Andiamo nella pagina che loro mi indicano.
Il link non funziona. Il loro, badate bene, indicato con il classico cliccate qui.
Smanetto un po’ e trovo la pagina giusta.
Il programma gira solo sotto Apple o Windows. Io uso Linux.
A questo punto sto già sacramentando.
Calibre ha un plugin non ufficiale che sproteggerebbe il libro, ma a me non va: oh, l’ho pagato, a mio modo di vedere posso farne quel che voglio, ma mi secca più per l’autore del programma che per altro, e quindi il plugin semi-pirata non l’ho mai installato.
Provo se l’applicazione di lettura che uso normalmente sul palmare (Aldiko, tra l’altro molto comoda) può in qualche modo convertire il libro.
Il mio libro, sottolineo.
Ovviamente no.
Alla fine vado sullo store di Google e mi scarico sul palmare l’applicazione di Adobe Digital Editions. Il che comunque vuol dire che mi devo mettere sul palmare un’applicazione in più.
Smanetto un po’ cercando di farlo funzionare. Non ci riesco.
Nel frattempo mi dico che, dopotutto, voglio leggere il libro in spagnolo. E vedo che più o meno ci riesco. Quindi tanti saluti: si vede che avevano ragione tutti quegli amici che dicevano che il DRM è il male.
Oggi, per caso, chiudo il libro di Terry Pratchett che sto leggendo e pigramente apro la funzione di acquisizione di nuovi libri di Aldiko. Nell’elenco dei file c’è il Don Chisciotte e io ci premo sopra.
Importare?, mi dice.
E lo carica senza nessun problema. Così come carica il Conte di Montecristo, sempre di Einaudi, che avevo comprato per motivi simili e che non avevo mai toccato, non avendone avuto bisogno. Evidentemente l’integrazione delle applicazioni su Android fa sì che Aldiko abbia adesso dal programma di Adobe quel che gli serve per gestire i permessi DRM.
Tutto bene, quindi? Il DRM non è più il male?
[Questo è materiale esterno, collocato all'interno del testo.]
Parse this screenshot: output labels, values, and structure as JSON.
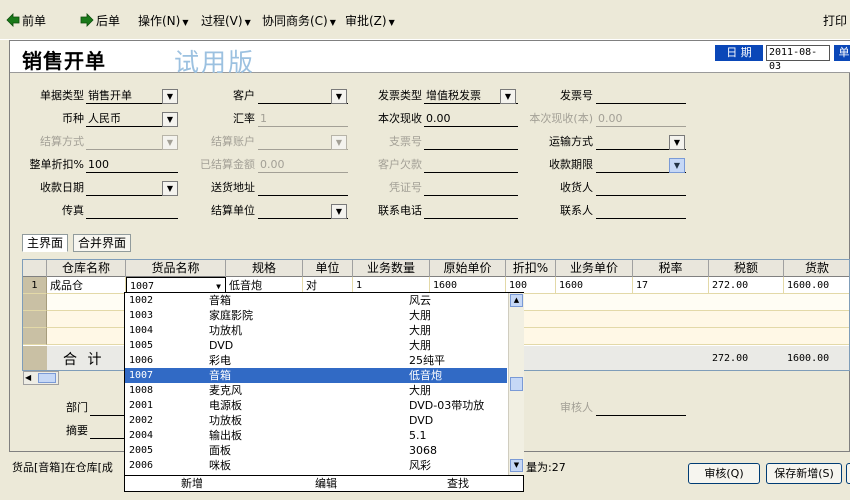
{
  "toolbar": {
    "prev": "前单",
    "next": "后单",
    "operate": "操作(N)",
    "process": "过程(V)",
    "collab": "协同商务(C)",
    "approve": "审批(Z)",
    "print": "打印"
  },
  "header": {
    "title": "销售开单",
    "trial": "试用版",
    "date_label": "日 期",
    "date_value": "2011-08-03",
    "side_btn": "单"
  },
  "form": {
    "doc_type_label": "单据类型",
    "doc_type_value": "销售开单",
    "customer_label": "客户",
    "customer_value": "",
    "invoice_type_label": "发票类型",
    "invoice_type_value": "增值税发票",
    "invoice_no_label": "发票号",
    "invoice_no_value": "",
    "currency_label": "币种",
    "currency_value": "人民币",
    "rate_label": "汇率",
    "rate_value": "1",
    "cur_recv_label": "本次现收",
    "cur_recv_value": "0.00",
    "cur_recv_fc_label": "本次现收(本)",
    "cur_recv_fc_value": "0.00",
    "settle_method_label": "结算方式",
    "settle_method_value": "",
    "settle_account_label": "结算账户",
    "settle_account_value": "",
    "cheque_label": "支票号",
    "cheque_value": "",
    "carrier_label": "运输方式",
    "carrier_value": "",
    "discount_label": "整单折扣%",
    "discount_value": "100",
    "settled_label": "已结算金额",
    "settled_value": "0.00",
    "owed_label": "客户欠款",
    "owed_value": "",
    "due_label": "收款期限",
    "due_value": "",
    "recv_date_label": "收款日期",
    "recv_date_value": "",
    "ship_addr_label": "送货地址",
    "ship_addr_value": "",
    "voucher_label": "凭证号",
    "voucher_value": "",
    "consignee_label": "收货人",
    "consignee_value": "",
    "fax_label": "传真",
    "fax_value": "",
    "settle_unit_label": "结算单位",
    "settle_unit_value": "",
    "phone_label": "联系电话",
    "phone_value": "",
    "contact_label": "联系人",
    "contact_value": ""
  },
  "tabs": [
    "主界面",
    "合并界面"
  ],
  "grid": {
    "columns": [
      "仓库名称",
      "货品名称",
      "规格",
      "单位",
      "业务数量",
      "原始单价",
      "折扣%",
      "业务单价",
      "税率",
      "税额",
      "货款"
    ],
    "row": {
      "index": "1",
      "warehouse": "成品仓",
      "item": "1007",
      "spec": "低音炮",
      "unit": "对",
      "qty": "1",
      "orig_price": "1600",
      "discount": "100",
      "price": "1600",
      "tax_rate": "17",
      "tax": "272.00",
      "amount": "1600.00"
    },
    "total_label": "合 计",
    "total_tax": "272.00",
    "total_amount": "1600.00"
  },
  "popup": {
    "items": [
      {
        "code": "1002",
        "name": "音箱",
        "spec": "风云"
      },
      {
        "code": "1003",
        "name": "家庭影院",
        "spec": "大朋"
      },
      {
        "code": "1004",
        "name": "功放机",
        "spec": "大朋"
      },
      {
        "code": "1005",
        "name": "DVD",
        "spec": "大朋"
      },
      {
        "code": "1006",
        "name": "彩电",
        "spec": "25纯平"
      },
      {
        "code": "1007",
        "name": "音箱",
        "spec": "低音炮"
      },
      {
        "code": "1008",
        "name": "麦克风",
        "spec": "大朋"
      },
      {
        "code": "2001",
        "name": "电源板",
        "spec": "DVD-03带功放"
      },
      {
        "code": "2002",
        "name": "功放板",
        "spec": "DVD"
      },
      {
        "code": "2004",
        "name": "输出板",
        "spec": "5.1"
      },
      {
        "code": "2005",
        "name": "面板",
        "spec": "3068"
      },
      {
        "code": "2006",
        "name": "咪板",
        "spec": "风彩"
      }
    ],
    "selected_index": 5,
    "footer": {
      "add": "新增",
      "edit": "编辑",
      "find": "查找"
    }
  },
  "bottom": {
    "dept_label": "部门",
    "memo_label": "摘要",
    "reviewer_label": "审核人",
    "status_left": "货品[音箱]在仓库[成",
    "status_right": "量为:27",
    "audit_btn": "审核(Q)",
    "save_new_btn": "保存新增(S)"
  },
  "colors": {
    "accent": "#316ac5",
    "date_bg": "#0a47b8",
    "trial": "#9cc1e0"
  }
}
Hmmmm, non direi. Non rientro sul discorso della forzatura del concetto di proprietà intellettuale, o sullo strano concetto che tu stai comprando l’uso del libro e non il libro stesso. Sono temi stranoti e non sarò io a dire qualcosa di nuovo.
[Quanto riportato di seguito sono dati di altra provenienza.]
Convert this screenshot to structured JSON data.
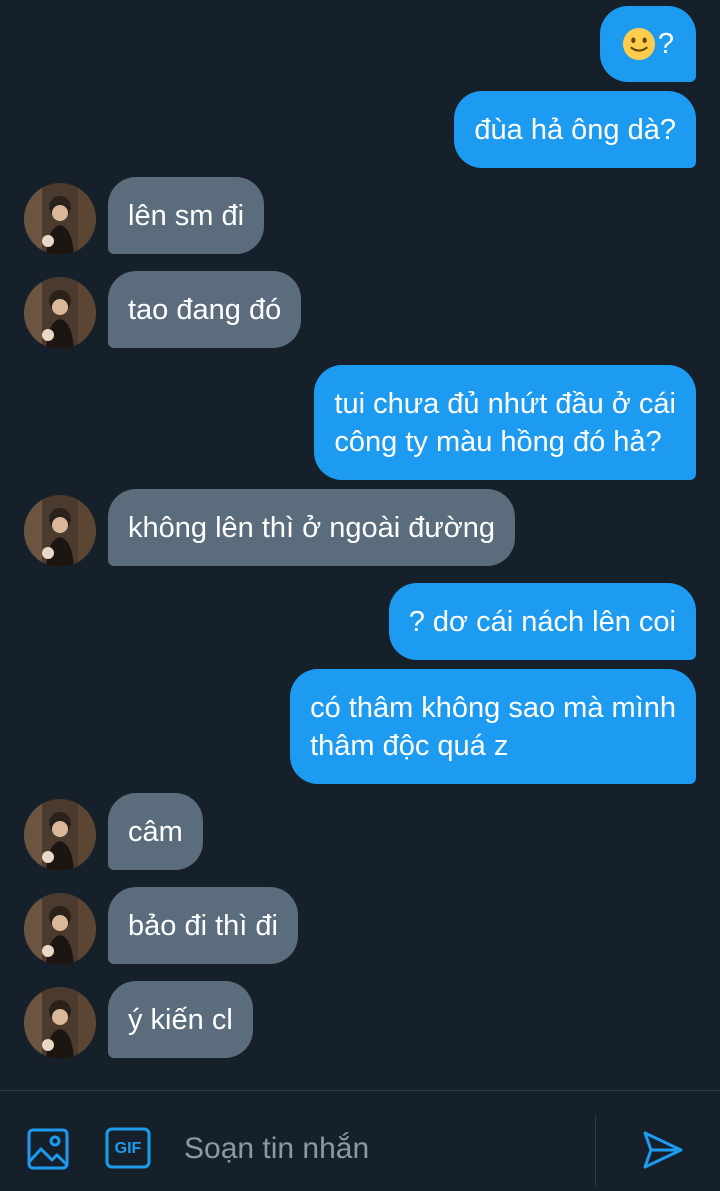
{
  "conversation": {
    "messages": [
      {
        "side": "sent",
        "text": "?",
        "has_emoji": true,
        "emoji": "slightly-smiling-face"
      },
      {
        "side": "sent",
        "text": "đùa hả ông dà?"
      },
      {
        "side": "received",
        "text": "lên sm đi"
      },
      {
        "side": "received",
        "text": "tao đang đó"
      },
      {
        "side": "sent",
        "text": "tui chưa đủ nhứt đầu ở cái\ncông ty màu hồng đó hả?"
      },
      {
        "side": "received",
        "text": "không lên thì ở ngoài đường"
      },
      {
        "side": "sent",
        "text": "? dơ cái nách lên coi"
      },
      {
        "side": "sent",
        "text": "có thâm không sao mà mình\nthâm độc quá z"
      },
      {
        "side": "received",
        "text": "câm"
      },
      {
        "side": "received",
        "text": "bảo đi thì đi"
      },
      {
        "side": "received",
        "text": "ý kiến cl"
      }
    ]
  },
  "composer": {
    "placeholder": "Soạn tin nhắn",
    "gif_label": "GIF",
    "icons": [
      "image-icon",
      "gif-icon",
      "send-icon"
    ]
  },
  "colors": {
    "background": "#15202b",
    "sent_bubble": "#1d9bf0",
    "received_bubble": "#5b6d7c",
    "accent": "#1d9bf0",
    "placeholder": "#8b98a5"
  }
}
Non entro nemmeno, anche se si potrebbe, nel discorso che il programma da scaricare per fruire del libro non è universale ma richiede solo Apple o Windows. Tuttora posso leggere un libro sul palmare ma altri utilizzi ragionevoli (es. estrarre un pezzetto di testo per citarlo sul blog) mi sono preclusi, perché sul PC il libro non lo posso aprire. Oppure c’è il fatto che, per esempio, dovrebbe essere un uso ragionevole quello di convertire un libro protetto da un formato standard a un altro: perché non posso leggere il libro sul Kindle, per esempio? Ma anche questi sono tutti temi già noti.
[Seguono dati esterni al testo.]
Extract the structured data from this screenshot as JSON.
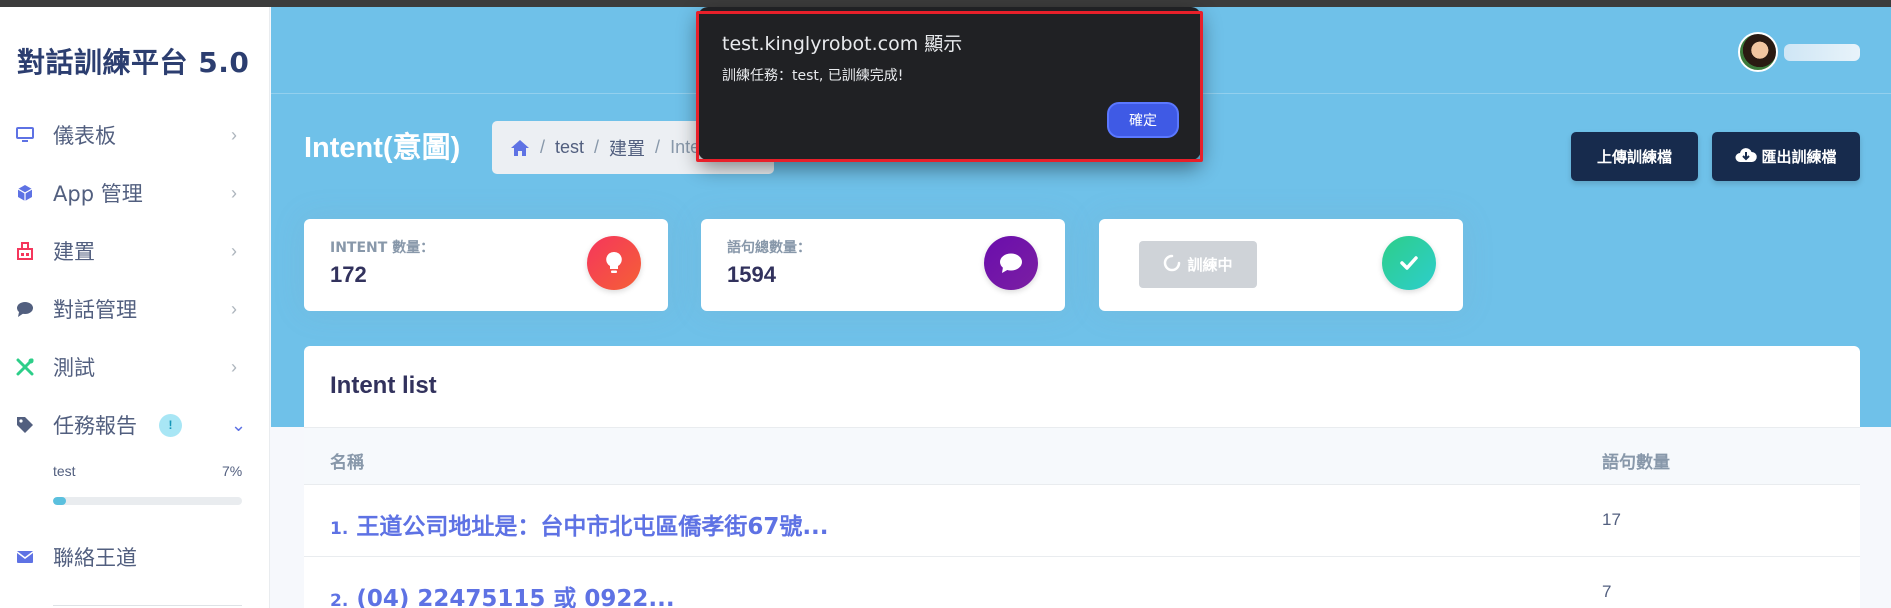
{
  "brand": "對話訓練平台 5.0",
  "sidebar": {
    "items": [
      {
        "label": "儀表板",
        "icon": "monitor-icon",
        "color": "#5e72e4"
      },
      {
        "label": "App 管理",
        "icon": "cube-icon",
        "color": "#5e72e4"
      },
      {
        "label": "建置",
        "icon": "building-icon",
        "color": "#f5365c"
      },
      {
        "label": "對話管理",
        "icon": "chat-icon",
        "color": "#525f7f"
      },
      {
        "label": "測試",
        "icon": "tools-icon",
        "color": "#2dce89"
      },
      {
        "label": "任務報告",
        "icon": "tag-icon",
        "color": "#525f7f",
        "badge": "!"
      },
      {
        "label": "聯絡王道",
        "icon": "envelope-icon",
        "color": "#5e72e4"
      }
    ],
    "task": {
      "name": "test",
      "percent_label": "7%",
      "progress": 0.07
    }
  },
  "header": {
    "title": "Intent(意圖)",
    "breadcrumb": [
      "test",
      "建置",
      "Intent"
    ],
    "upload_label": "上傳訓練檔",
    "export_label": "匯出訓練檔"
  },
  "stats": [
    {
      "title": "INTENT 數量：",
      "value": "172",
      "icon": "lightbulb-icon"
    },
    {
      "title": "語句總數量：",
      "value": "1594",
      "icon": "comment-icon"
    },
    {
      "button_label": "訓練中",
      "icon": "check-icon"
    }
  ],
  "intent_list": {
    "title": "Intent list",
    "columns": [
      "名稱",
      "語句數量"
    ],
    "rows": [
      {
        "num": "1.",
        "name": "王道公司地址是：台中市北屯區僑孝街67號...",
        "count": "17"
      },
      {
        "num": "2.",
        "name": "(04) 22475115 或 0922...",
        "count": "7"
      }
    ]
  },
  "dialog": {
    "title": "test.kinglyrobot.com 顯示",
    "message": "訓練任務：test, 已訓練完成!",
    "ok_label": "確定"
  }
}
Il tema è che fatta l’esperienza diretta, io un libro protetto da DRM farò di tutto per non comprarlo mai più, anche se adesso so che posso leggerlo sul palmare. E non per motivi ideali.
Ma perché tutta l’esperienza è estremamente ostile. Estremamente. In un mondo nel quale la soddisfazione del cliente è, ufficialmente, il Verbo, a farti comprare un libro col DRM sembra che ti stiano facendo un favore.
Un’esperienza sgradevole. Seccante.
Soprattutto misteriosa: tuttora l’applicazione di Adobe Digital Editions mi dice che i file scaricati dal negoziante online non è in grado di leggerli (ci sarebbe un problema con la licenza). Cioè adesso riesco a leggerli con un programma secondario ma non con quello ufficiale. Ci sarà un motivo. Ci sarà una soluzione. Ma io perché devo sbattermi per risolverla? Perché devo avere la sensazione di essere in balia di sistemi, diciamo, arbitrari? Uno compra un prodotto e vuole usarlo, non essere costretto a un percorso a ostacoli.
O no?
Certi venditori non hanno ancora capito che la concorrenza non è un altro venditore, ma il pirata: se a pagamento non riesci a fare meglio di quello che fa un pirata gratis, hai un problema!
Ricordo che una volta mi fu regalato un videogioco – originale: sbagliando a scrivere il codice di attivazione, mi impedì di riprovarci e non potei nemmeno dopo aver disinstallato e reinstallato!
Riuscii a giocarci solo dopo aver scaricato l’icona di avvio della versione russa, priva dell’infame Starforce – credo fosse il nome del DRM che mi impediva di fruire di un prodotto legittimo…
Certi DRM dovrebbero essere classificati più correttamente: sono malware, nient’altro!